Trivalent lanthanoid ions which do not show any colour, are

$La^{3+}$ and $Lu^{3+}$

The correct answer is Option (3) → $La^{3+}$ and $Lu^{3+}$.

To determine which trivalent lanthanoid ions do not show any color, we need to consider their electronic configurations and the presence of unfilled \(4f\) orbitals, which are responsible for the absorption of visible light and hence color.

Lanthanoid Series Overview

The lanthanides (or lanthanoids) consist of \(15\) elements, from lanthanum \((La)\) to lutetium \((Lu)\), with the common oxidation state being \(+3\) (trivalent). The electronic configuration for the trivalent lanthanides can be generalized as \([Xe] 4f^{n} 6s^2\), where \(n\) varies from 0 to 14 as we move across the series.

Analysis of Options

1.\( Nd^{3+}\) and \( Eu^{3+}\)

\( Nd^{3+}\) (Neodymium): Has a configuration of \([Xe] 4f^3\), which does have partially filled 4f orbitals. It shows color (purple).

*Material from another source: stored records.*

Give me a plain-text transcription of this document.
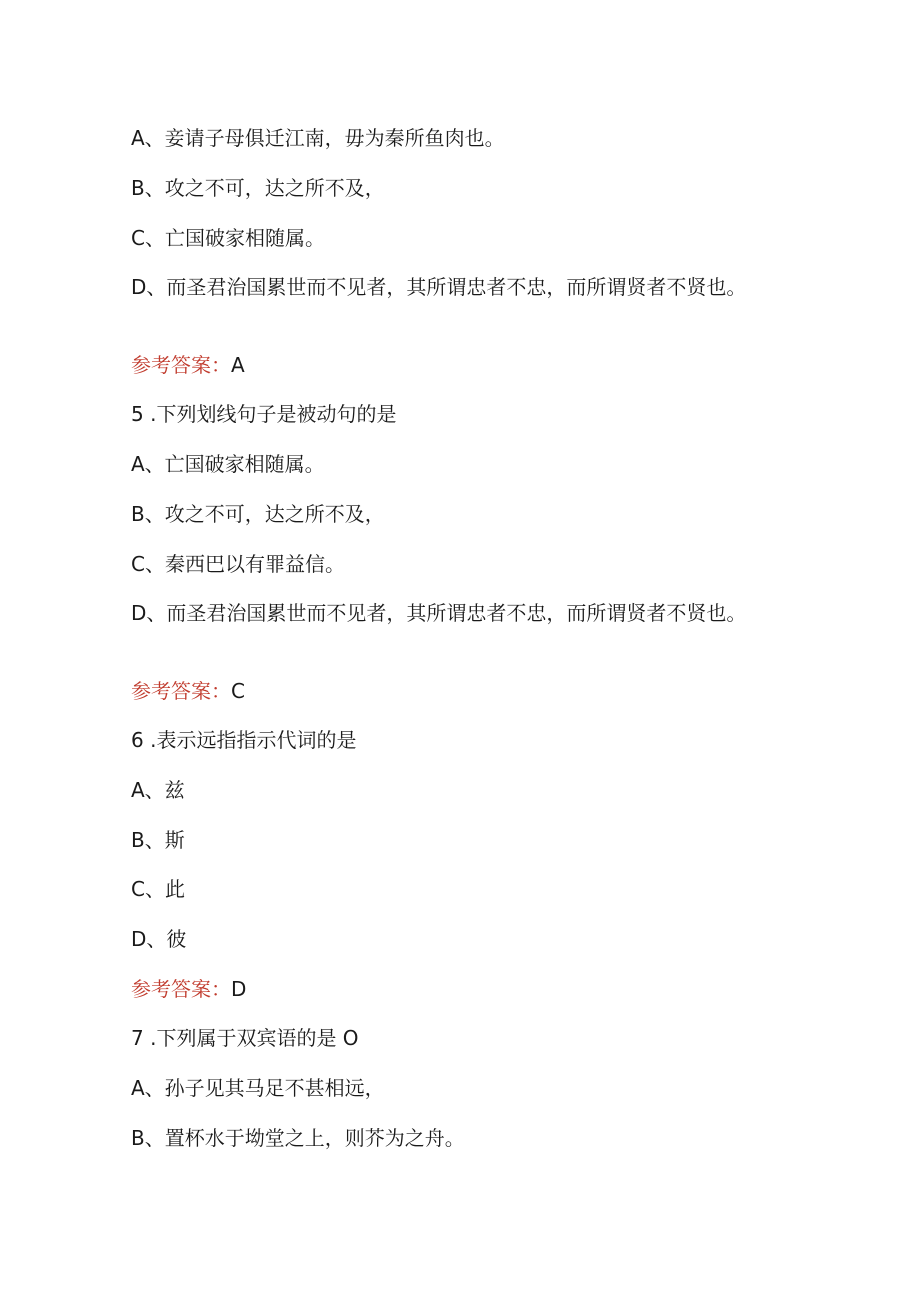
A、妾请子母俱迁江南，毋为秦所鱼肉也。
B、攻之不可，达之所不及，
C、亡国破家相随属。
D、而圣君治国累世而不见者，其所谓忠者不忠，而所谓贤者不贤也。
参考答案：A
5 .下列划线句子是被动句的是
A、亡国破家相随属。
B、攻之不可，达之所不及，
C、秦西巴以有罪益信。
D、而圣君治国累世而不见者，其所谓忠者不忠，而所谓贤者不贤也。
参考答案：C
6 .表示远指指示代词的是
A、兹
B、斯
C、此
D、彼
参考答案：D
7 .下列属于双宾语的是 O
A、孙子见其马足不甚相远，
B、置杯水于坳堂之上，则芥为之舟。
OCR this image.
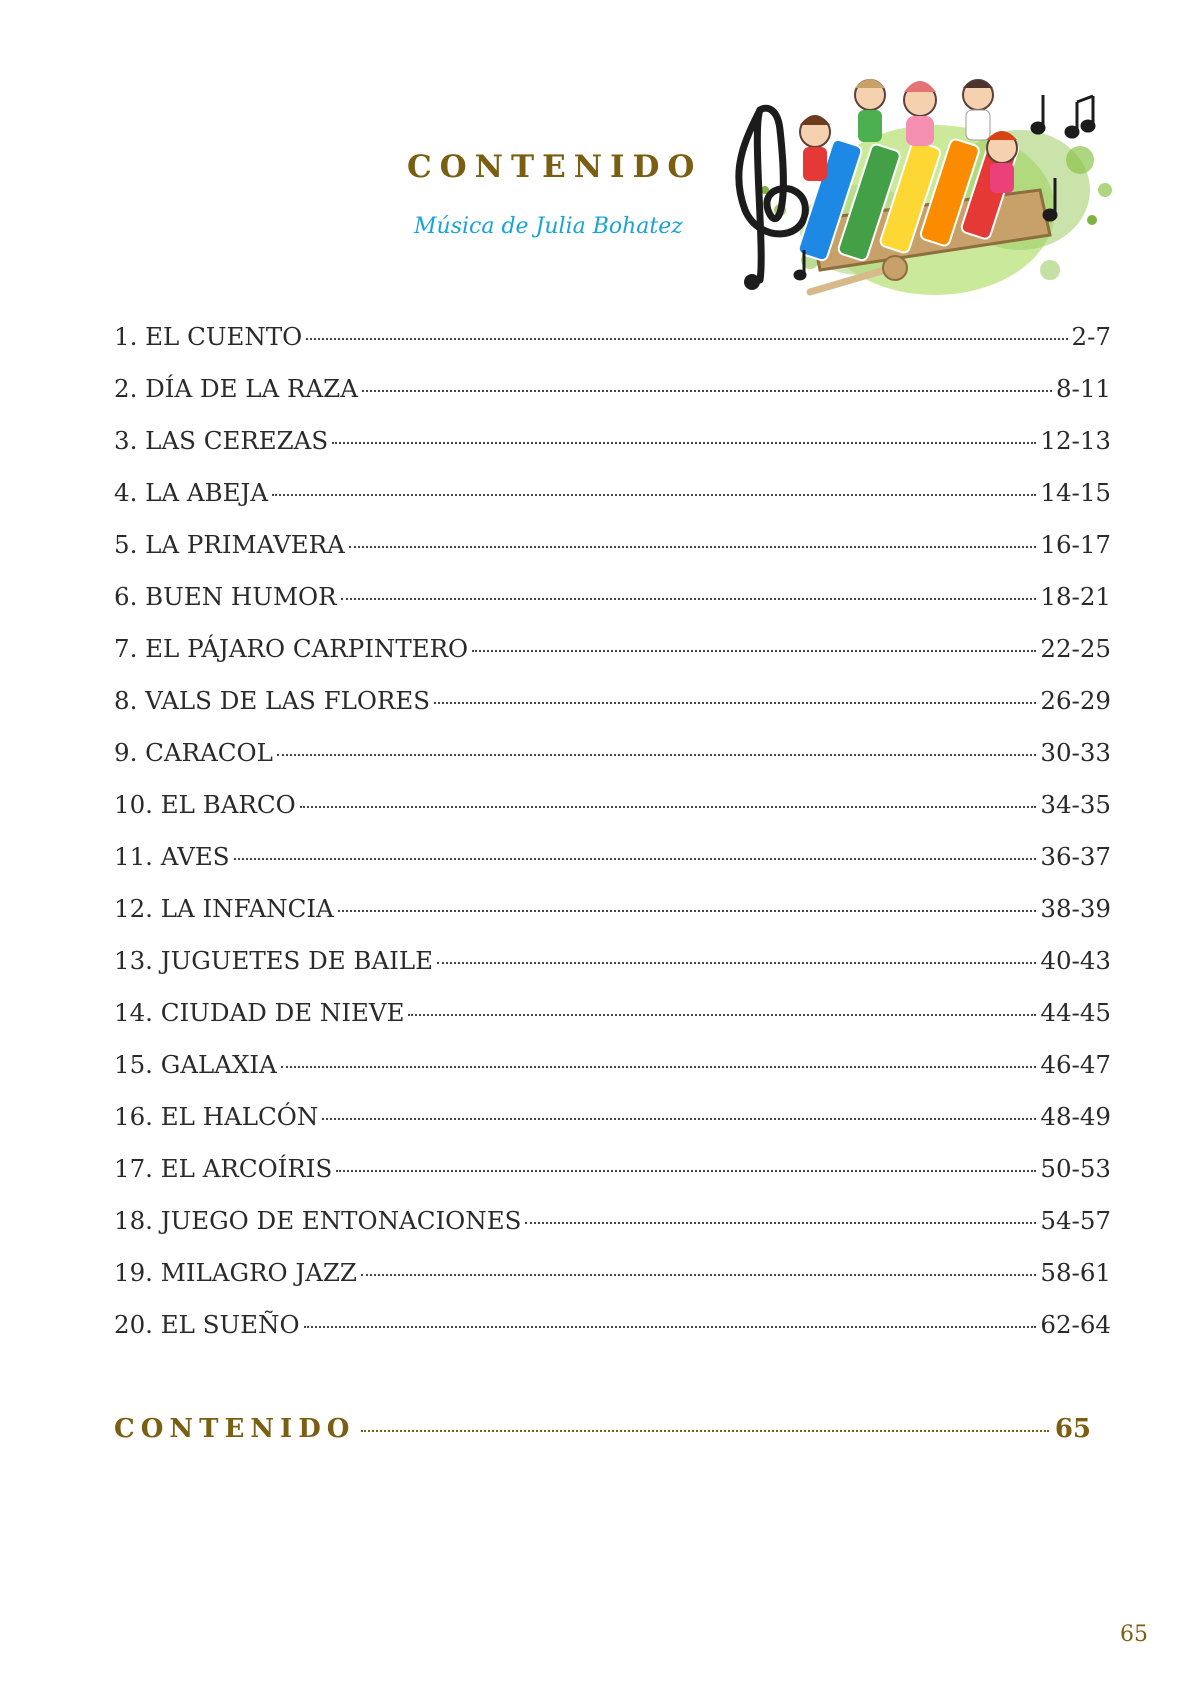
CONTENIDO
Música de Julia Bohatez
1. EL CUENTO	2-7
2. DÍA DE LA RAZA	8-11
3. LAS CEREZAS	12-13
4. LA ABEJA	14-15
5. LA PRIMAVERA	16-17
6. BUEN HUMOR	18-21
7. EL PÁJARO CARPINTERO	22-25
8. VALS DE LAS FLORES	26-29
9. CARACOL	30-33
10. EL BARCO	34-35
11. AVES	36-37
12. LA INFANCIA	38-39
13. JUGUETES DE BAILE	40-43
14. CIUDAD DE NIEVE	44-45
15. GALAXIA	46-47
16. EL HALCÓN	48-49
17. EL ARCOÍRIS	50-53
18. JUEGO DE ENTONACIONES	54-57
19. MILAGRO JAZZ	58-61
20. EL SUEÑO	62-64
CONTENIDO	65
65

\( Eu^{3+}\) (Europium): Configuration is \([Xe] 4f^7\), which is also partially filled. It shows color (red).

2. \( Er^{3+}\) and \( Pm^{3+}\)

\( Er^{3+}\) (Erbium): Configuration is \([Xe] 4f^{11}\), which is partially filled and shows color (pink).

\( Pm^{3+}\) (Promethium): Configuration is \([Xe] 4f^4\) and also shows color (green).

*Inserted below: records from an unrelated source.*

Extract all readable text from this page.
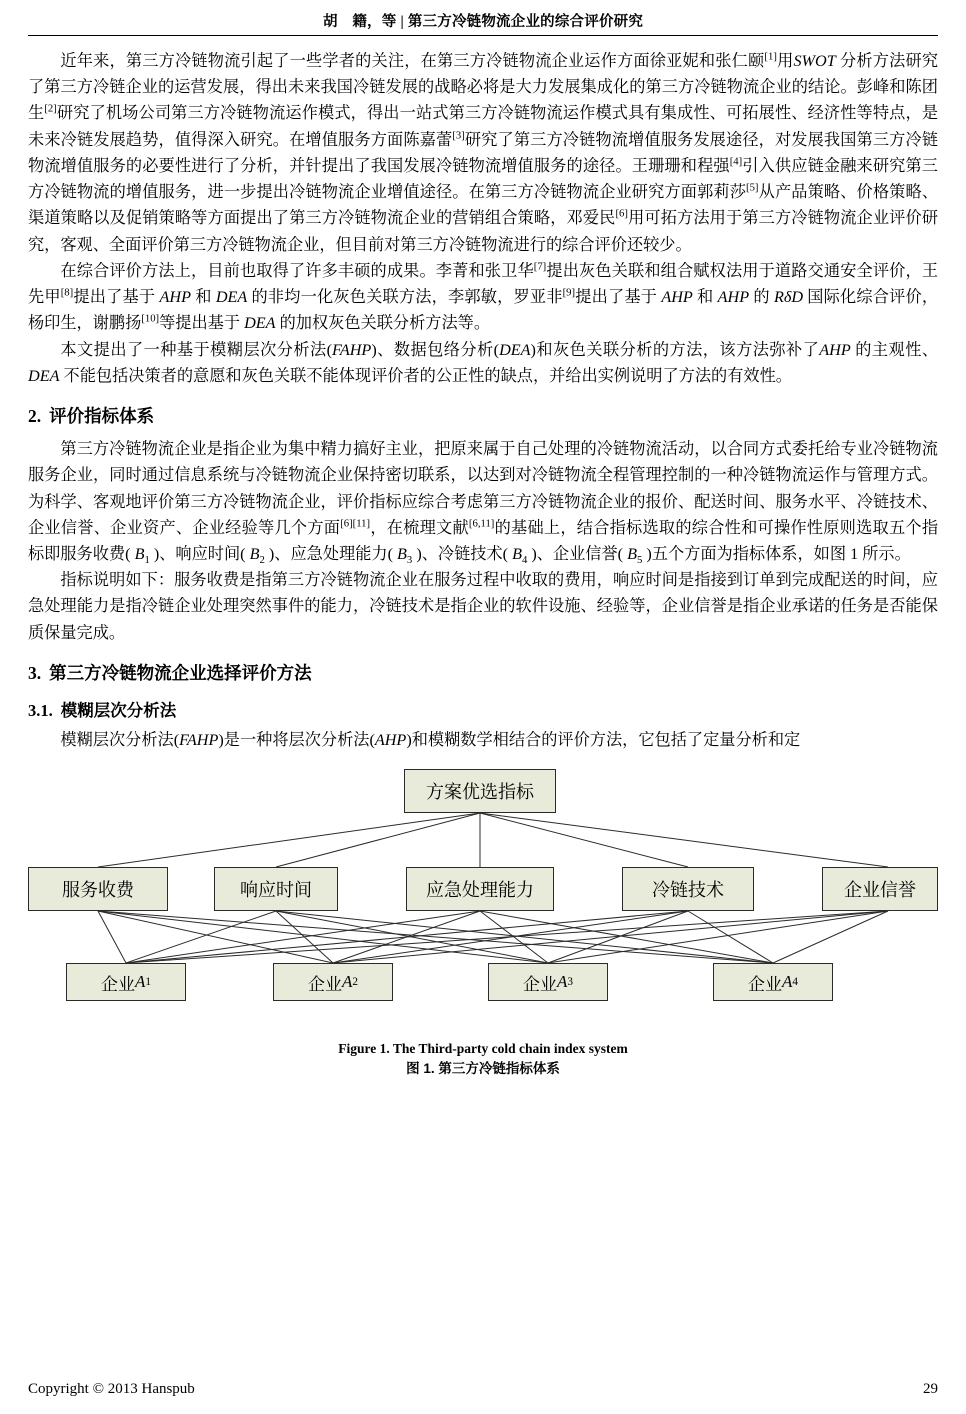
胡　籍，等 | 第三方冷链物流企业的综合评价研究

近年来，第三方冷链物流引起了一些学者的关注，在第三方冷链物流企业运作方面徐亚妮和张仁颐[1]用SWOT 分析方法研究了第三方冷链企业的运营发展，得出未来我国冷链发展的战略必将是大力发展集成化的第三方冷链物流企业的结论。彭峰和陈团生[2]研究了机场公司第三方冷链物流运作模式，得出一站式第三方冷链物流运作模式具有集成性、可拓展性、经济性等特点，是未来冷链发展趋势，值得深入研究。在增值服务方面陈嘉蕾[3]研究了第三方冷链物流增值服务发展途径，对发展我国第三方冷链物流增值服务的必要性进行了分析，并针提出了我国发展冷链物流增值服务的途径。王珊珊和程强[4]引入供应链金融来研究第三方冷链物流的增值服务，进一步提出冷链物流企业增值途径。在第三方冷链物流企业研究方面郭莉莎[5]从产品策略、价格策略、渠道策略以及促销策略等方面提出了第三方冷链物流企业的营销组合策略，邓爱民[6]用可拓方法用于第三方冷链物流企业评价研究，客观、全面评价第三方冷链物流企业，但目前对第三方冷链物流进行的综合评价还较少。

在综合评价方法上，目前也取得了许多丰硕的成果。李菁和张卫华[7]提出灰色关联和组合赋权法用于道路交通安全评价，王先甲[8]提出了基于 AHP 和 DEA 的非均一化灰色关联方法，李郭敏，罗亚非[9]提出了基于 AHP 和 AHP 的 RδD 国际化综合评价，杨印生，谢鹏扬[10]等提出基于 DEA 的加权灰色关联分析方法等。

本文提出了一种基于模糊层次分析法(FAHP)、数据包络分析(DEA)和灰色关联分析的方法，该方法弥补了AHP 的主观性、DEA 不能包括决策者的意愿和灰色关联不能体现评价者的公正性的缺点，并给出实例说明了方法的有效性。

2. 评价指标体系

第三方冷链物流企业是指企业为集中精力搞好主业，把原来属于自己处理的冷链物流活动，以合同方式委托给专业冷链物流服务企业，同时通过信息系统与冷链物流企业保持密切联系，以达到对冷链物流全程管理控制的一种冷链物流运作与管理方式。为科学、客观地评价第三方冷链物流企业，评价指标应综合考虑第三方冷链物流企业的报价、配送时间、服务水平、冷链技术、企业信誉、企业资产、企业经验等几个方面[6][11]，在梳理文献[6,11]的基础上，结合指标选取的综合性和可操作性原则选取五个指标即服务收费( $B_1$ )、响应时间( $B_2$ )、应急处理能力( $B_3$ )、冷链技术( $B_4$ )、企业信誉( $B_5$ )五个方面为指标体系，如图 1 所示。

指标说明如下：服务收费是指第三方冷链物流企业在服务过程中收取的费用，响应时间是指接到订单到完成配送的时间，应急处理能力是指冷链企业处理突然事件的能力，冷链技术是指企业的软件设施、经验等，企业信誉是指企业承诺的任务是否能保质保量完成。

3. 第三方冷链物流企业选择评价方法
3.1. 模糊层次分析法

模糊层次分析法(FAHP)是一种将层次分析法(AHP)和模糊数学相结合的评价方法，它包括了定量分析和定

方案优选指标
服务收费	响应时间	应急处理能力	冷链技术	企业信誉
企业 A 1	企业 A 2	企业 A 3	企业 A 4
Figure 1. The Third-party cold chain index system
图 1. 第三方冷链指标体系
Copyright © 2013 Hanspub	29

3. \( La^{3+}\) and \( Lu^{3+}\)

\( La^{3+}\) (Lanthanum): Configuration is \([Xe] 6s^2\), and it has no unpaired 4f electrons; it is colorless.

\( Lu^{3+}\) (Lutetium): Configuration is \([Xe] 4f^{14} 6s^2\), also has a filled 4f shell and is colorless.

4. \( Pr^{3+}\) and \( Dy^{3+}\)

\( Pr^{3+}\) (Praseodymium): Configuration is \([Xe] 4f^3\), which is partially filled and shows color (green).

\( Dy^{3+}\) (Dysprosium): Configuration is \([Xe] 4f^{9}\), which is also partially filled and shows color (yellow).

Conclusion

The only lanthanoid ions that do not show any color are:

\( La^{3+}\) (Lanthanum), \( Lu^{3+}\)(Lutetium)

Thus, the correct answer is:

\( La^{3+}\) and \( Lu^{3+}\)